According to authorities, Orrin Walker wrote 200 fraudulent prescriptions for hydrocodone between October 2012 and March. Up to 25,000 pills may have been involved. N.C. Medical Board records indicate Walker has surrendered his doctor’s license.

The Salisbury Post has reported that authorities say the pills were not resold.
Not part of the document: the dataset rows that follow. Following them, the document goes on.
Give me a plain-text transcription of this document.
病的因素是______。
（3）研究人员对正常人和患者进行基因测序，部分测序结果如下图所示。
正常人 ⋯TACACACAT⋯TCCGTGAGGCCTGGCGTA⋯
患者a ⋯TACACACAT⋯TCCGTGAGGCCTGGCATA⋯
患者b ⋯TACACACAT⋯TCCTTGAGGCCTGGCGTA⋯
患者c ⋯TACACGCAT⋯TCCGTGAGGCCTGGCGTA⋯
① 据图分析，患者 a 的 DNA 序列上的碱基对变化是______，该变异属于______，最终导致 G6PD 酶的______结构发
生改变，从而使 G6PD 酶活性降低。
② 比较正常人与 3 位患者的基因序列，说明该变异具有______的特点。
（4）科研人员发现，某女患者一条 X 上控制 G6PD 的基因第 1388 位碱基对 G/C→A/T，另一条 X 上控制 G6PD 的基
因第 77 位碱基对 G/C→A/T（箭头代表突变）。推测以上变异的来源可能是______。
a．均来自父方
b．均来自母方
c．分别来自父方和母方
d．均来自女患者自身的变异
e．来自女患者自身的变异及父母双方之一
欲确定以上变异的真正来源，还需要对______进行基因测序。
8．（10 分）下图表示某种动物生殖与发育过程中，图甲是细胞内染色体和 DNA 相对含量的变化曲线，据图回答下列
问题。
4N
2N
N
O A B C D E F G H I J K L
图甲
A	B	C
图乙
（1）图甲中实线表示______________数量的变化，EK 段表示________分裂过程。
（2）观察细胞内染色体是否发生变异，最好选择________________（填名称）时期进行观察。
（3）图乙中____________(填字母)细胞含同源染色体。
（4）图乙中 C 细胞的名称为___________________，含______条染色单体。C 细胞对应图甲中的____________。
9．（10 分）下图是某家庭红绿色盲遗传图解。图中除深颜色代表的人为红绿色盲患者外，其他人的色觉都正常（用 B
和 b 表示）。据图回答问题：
Instead, they were used by some members of the ring.

All employees of the Rowan-Salisbury School System undergo drug testing and background checks, officials said Wednesday.

Yet Eudy, one of the Bostian teacher assistants arrested Tuesday, already faces a December court case for seven charges of illegally obtaining controlled substances in 2012, records indicate.

Asked how Eudy had a job at Bostian given her earlier drug arrests, Principal Sigmon deferred the question to the school district and declined to comment.

District spokeswoman Rita Foil told the Observer she had not heard of Eudy’s record and needed to gather more information before commenting.

Community reacts

On Wednesday, China Grove was abuzz over the arrests.

“You hate to think something like that is going on in your own community,” said Dale Keiger, owner of Dale’s Sporting Goods on Main Street, down the block from Orrin Walker’s practice.

“It’s crazy,” said Lauren Merrifield, who works at Main Street Tobacco. “These people are supposed to be upstanding citizens, doctors and teachers.”

Jennifer DeNicholas said she had misgivings when she learned last year that Abby Walker would be one of her daughter’s second-grade teachers. She said she had found Walker to be occasionally brusque and a little more short-tempered.

But she said Walker was an excellent teacher who was highly involved with her students, and creative and enthusiastic about her lesson plans.

As with most of the town, DeNicholas’ three children saw the headlines about the teachers’ arrests. DeNicholas said she tried to turn that shock into a teaching moment.

“I wanted them to understand that sometimes good people do bad things,” she said. “Just because they made bad decisions doesn’t mean they can’t do better.” Staff writer Cleve R. Wootson Jr. and staff researcher Maria David contributed.